C’è anche chi parla di una riforma inutile. Quali sono invece, secondo lei, i vantaggi che deriverebbero dal taglio del numero dei parlamentari?
“Posto che non esistono determinismi semplicistici, il numero fissato nel 1963, co 615 deputati e 300 senatori, era basato sull’idea che il Parlamento fosse in sostanza esclusivo della produzione normativa vigente. Terminato questo assetto monopolistico, si tratta di una razionalizzazione conseguente che porterà a un sistema più funzionale”.
Se si parla di razionalizzazione, allora forse un sistema monocamerale sarebbe più vantaggioso dal punto di vista economico e procedurale…
“Nel 2016, con l’allora governo di Matteo Renzi, ci eravamo battuti come Partito Democratico per un monocameralismo politico e penso che quella battaglia vada rilanciata. Ma quel referendum come è noto lo perdemmo e questo ha segnato l’inizio di un periodo di riforme spezzettate, come sostengono alcuni sostenitori della dottrina costituzionalista. Per quanto mi riguarda, una riforma più organica sarebbe da preferire. Ma ripeto, quel referendum del 2016 lo abbiamo perso e quindi più che di monocameralismo possiamo parlare ora di taglio dei parlamentari”.
Con la diminuzione del numero dei senatori, ci saranno Regioni, magari più piccole, che correrebbero il rischio di essere sotto-rappresentate?
“Fino a adesso le Regioni di medie dimensioni potevano ottenere, dalle elezioni politiche, un minimo di sette seggi a Palazzo Madama. Se al referendum vincessero Sì, otterebbero tre seggi.Ma va chiarito che, di fronte a una media complessiva di circa un seggio ogni 300 mila abitanti, una Regione come l’Umbria avrà, ad esempio, un seggio 1 ogni 295mila abitanti e la Basilicata uno ogni 193 mila. Sarebbe sicuramente preferibile avere circoscrizioni pluriregionali, ipotesi che potrebbe realizzarsi se passerà uno dei correttivi costituzionali in discussione alla Camera. In questa maniera si rimedierà a un inconveniente, cioè che vengano rappresentate in ogni Regione solo le prime due forze politiche”.

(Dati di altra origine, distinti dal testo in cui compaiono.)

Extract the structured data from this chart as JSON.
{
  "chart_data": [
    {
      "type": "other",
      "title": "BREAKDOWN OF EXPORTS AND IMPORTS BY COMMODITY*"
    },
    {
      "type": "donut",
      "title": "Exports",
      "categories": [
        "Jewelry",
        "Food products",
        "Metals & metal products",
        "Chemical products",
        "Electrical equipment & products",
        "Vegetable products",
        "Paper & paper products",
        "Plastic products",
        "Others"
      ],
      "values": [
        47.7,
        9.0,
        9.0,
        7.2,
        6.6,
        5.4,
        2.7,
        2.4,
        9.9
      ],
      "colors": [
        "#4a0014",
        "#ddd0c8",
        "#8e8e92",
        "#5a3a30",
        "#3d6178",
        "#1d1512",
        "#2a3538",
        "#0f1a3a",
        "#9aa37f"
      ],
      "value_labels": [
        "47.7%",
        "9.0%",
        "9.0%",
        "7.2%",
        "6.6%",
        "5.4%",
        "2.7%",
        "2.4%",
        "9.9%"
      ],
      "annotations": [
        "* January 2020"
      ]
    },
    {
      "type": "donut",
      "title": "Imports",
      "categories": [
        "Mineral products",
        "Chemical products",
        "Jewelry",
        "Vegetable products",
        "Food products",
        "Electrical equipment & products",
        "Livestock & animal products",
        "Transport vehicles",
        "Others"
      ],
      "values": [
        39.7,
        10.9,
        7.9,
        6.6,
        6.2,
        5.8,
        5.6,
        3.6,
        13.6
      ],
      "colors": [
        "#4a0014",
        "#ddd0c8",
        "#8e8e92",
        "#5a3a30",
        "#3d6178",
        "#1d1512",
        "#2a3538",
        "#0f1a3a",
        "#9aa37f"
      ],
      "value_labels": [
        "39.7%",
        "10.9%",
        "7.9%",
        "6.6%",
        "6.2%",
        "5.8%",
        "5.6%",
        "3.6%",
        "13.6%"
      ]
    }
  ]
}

Con un eventuale taglio dei parlamentari cambierà qualcosa per i candidati e gli elettori delle circoscrizioni estere?
“Si tratta di circoscrizioni già vastissime per dimensioni, abbracciando già più continenti. Con la riduzione di senatori e deputati diventeranno ancora più estese, ma sono certo che il modo migliore di rappresentare gli italiani all’estero non sia quello non di incentivare un voto per i collegi italiani, ma di creare una rappresentanza a parte, questione già molto discussa in questi anni”.
L’election day provocherà problemi di affluenza al referendum nelle Regioni dove non si voterà per eleggere il governatore?
“L’accorpamento delle elezioni regionali e comunali con il referendum nelle stesse giornate comporterà una maggiore partecipazione di quella che ci sarebbe stata se il referendum si fosse svolto da solo, cosa che peraltro avrebbe causato un’ulteriore chiusura delle scuole. La Corte costituzionale ha dal canto suo rifiutato le obiezioni di legittimità della scelta”.
La campagna informativa del referendum sarà schiacciata da quella delle elezioni amministrative in alcuni territori italiani?
“Sarà importante lavorare per dare uguale dignità a entrambe le consultazioni”.